After the Visitor went away there would be Language all over the Shop, and the poor Hired Girl would lock the Door and write to the Intelligence Office for a new Place.
Truly, it was a Happy Little Home, with the Reverse English.
She would Frisk his Wardrobe every day or two, looking for Evidence, and he would compel her to Itemize her Accounts so that he might be sure she was not giving Jewelry to the Iceman.
She would find a certain Passage in a Book, relating to Man’s Cruelty and Woman’s Silent Suffering, and then she would Mark the Passage and put it where he could Find it. Then when he Found it, he would Mark it “Rot!” and put it where She could find it, and then she would Weep and write Letters to Lady Authors telling them how Sad and Lonely she was.
But all the Time they kept up an Affectionate Front before their Acquaintances. They thought it better to avoid Scenes in Public; and although each knew that the other was False and had ceased to Love, they could not bring themselves to think of a Separation or a Divorce on account of the Cat–their Cat! The Cat must never know.
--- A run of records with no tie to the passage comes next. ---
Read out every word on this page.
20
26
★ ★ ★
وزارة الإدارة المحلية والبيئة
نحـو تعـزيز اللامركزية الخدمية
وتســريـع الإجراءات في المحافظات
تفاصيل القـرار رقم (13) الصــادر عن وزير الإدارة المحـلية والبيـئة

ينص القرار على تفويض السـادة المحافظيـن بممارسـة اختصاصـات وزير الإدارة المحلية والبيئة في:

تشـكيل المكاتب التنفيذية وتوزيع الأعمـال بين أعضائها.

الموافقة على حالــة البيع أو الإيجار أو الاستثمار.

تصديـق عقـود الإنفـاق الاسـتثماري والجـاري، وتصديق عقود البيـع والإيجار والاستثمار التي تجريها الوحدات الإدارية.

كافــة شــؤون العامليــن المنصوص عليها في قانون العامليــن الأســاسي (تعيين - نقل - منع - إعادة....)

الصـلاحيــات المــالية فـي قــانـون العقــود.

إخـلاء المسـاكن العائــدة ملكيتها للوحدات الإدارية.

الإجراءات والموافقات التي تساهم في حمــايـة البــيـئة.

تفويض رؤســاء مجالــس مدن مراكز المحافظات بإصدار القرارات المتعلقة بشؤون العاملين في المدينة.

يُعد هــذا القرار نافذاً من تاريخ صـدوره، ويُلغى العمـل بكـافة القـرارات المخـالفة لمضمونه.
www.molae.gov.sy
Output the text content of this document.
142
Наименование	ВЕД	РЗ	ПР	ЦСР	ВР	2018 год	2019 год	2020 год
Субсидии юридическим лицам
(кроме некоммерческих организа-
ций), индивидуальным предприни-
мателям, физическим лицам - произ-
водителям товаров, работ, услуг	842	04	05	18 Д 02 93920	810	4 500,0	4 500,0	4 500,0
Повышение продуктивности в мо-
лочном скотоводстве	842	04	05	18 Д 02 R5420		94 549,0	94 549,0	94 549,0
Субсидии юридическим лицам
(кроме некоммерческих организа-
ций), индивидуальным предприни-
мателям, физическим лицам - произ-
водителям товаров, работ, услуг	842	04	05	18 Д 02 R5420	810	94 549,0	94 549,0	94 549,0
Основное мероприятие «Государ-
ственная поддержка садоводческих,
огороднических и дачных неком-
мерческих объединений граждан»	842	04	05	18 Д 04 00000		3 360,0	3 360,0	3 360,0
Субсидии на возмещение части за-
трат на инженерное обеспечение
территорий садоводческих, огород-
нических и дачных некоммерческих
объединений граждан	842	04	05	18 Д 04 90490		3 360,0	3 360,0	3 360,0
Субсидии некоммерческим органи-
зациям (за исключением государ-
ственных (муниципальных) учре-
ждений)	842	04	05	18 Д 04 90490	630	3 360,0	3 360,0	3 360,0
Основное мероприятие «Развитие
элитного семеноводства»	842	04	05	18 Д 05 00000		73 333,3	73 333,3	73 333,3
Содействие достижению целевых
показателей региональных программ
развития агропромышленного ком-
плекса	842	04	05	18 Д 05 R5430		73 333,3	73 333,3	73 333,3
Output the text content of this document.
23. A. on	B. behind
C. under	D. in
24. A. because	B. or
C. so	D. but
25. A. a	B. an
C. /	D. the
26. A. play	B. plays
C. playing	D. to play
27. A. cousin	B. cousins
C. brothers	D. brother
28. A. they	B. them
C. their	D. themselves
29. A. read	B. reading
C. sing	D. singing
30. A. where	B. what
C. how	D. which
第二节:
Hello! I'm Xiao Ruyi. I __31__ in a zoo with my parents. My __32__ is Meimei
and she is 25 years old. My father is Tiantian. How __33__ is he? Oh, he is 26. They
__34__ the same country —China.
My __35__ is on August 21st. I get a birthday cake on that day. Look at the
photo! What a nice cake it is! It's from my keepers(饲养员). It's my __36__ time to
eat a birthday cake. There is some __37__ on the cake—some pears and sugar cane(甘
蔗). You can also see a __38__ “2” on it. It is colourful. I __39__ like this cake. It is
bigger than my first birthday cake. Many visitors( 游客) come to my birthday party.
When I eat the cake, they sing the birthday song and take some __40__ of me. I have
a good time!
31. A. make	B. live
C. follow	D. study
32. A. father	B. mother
However, one of his Business Associates was On. He was a Bachelor and had lived at a European Hotel for Years, and he knew just how to Arbitrate a Domestic Scrap. So he sat down one day and gave the Husband a Good Talking-To. He said it was a Shame that such Nice People should have their Differences when it was so easy to be Happy. With that he handed over a Slew of Platitudes and Proverbs, such as: “A Soft Answer Turneth Away Wrath,” “It takes Two to Make a Quarrel,” “Think Twice before you Speak once,” et cetera.
The Gist of his heart-to-heart Talk was that any Husband could stop Rough House Proceedings and shoot all kinds of Sweetness and Light into the sassiest Mooch a Wife ever got on to herself, if only he would refuse to Quarrel with her, receive her Flings without a Show of Wrath, and get up every Morning ready to Plug for a Renaissance of their Early Love.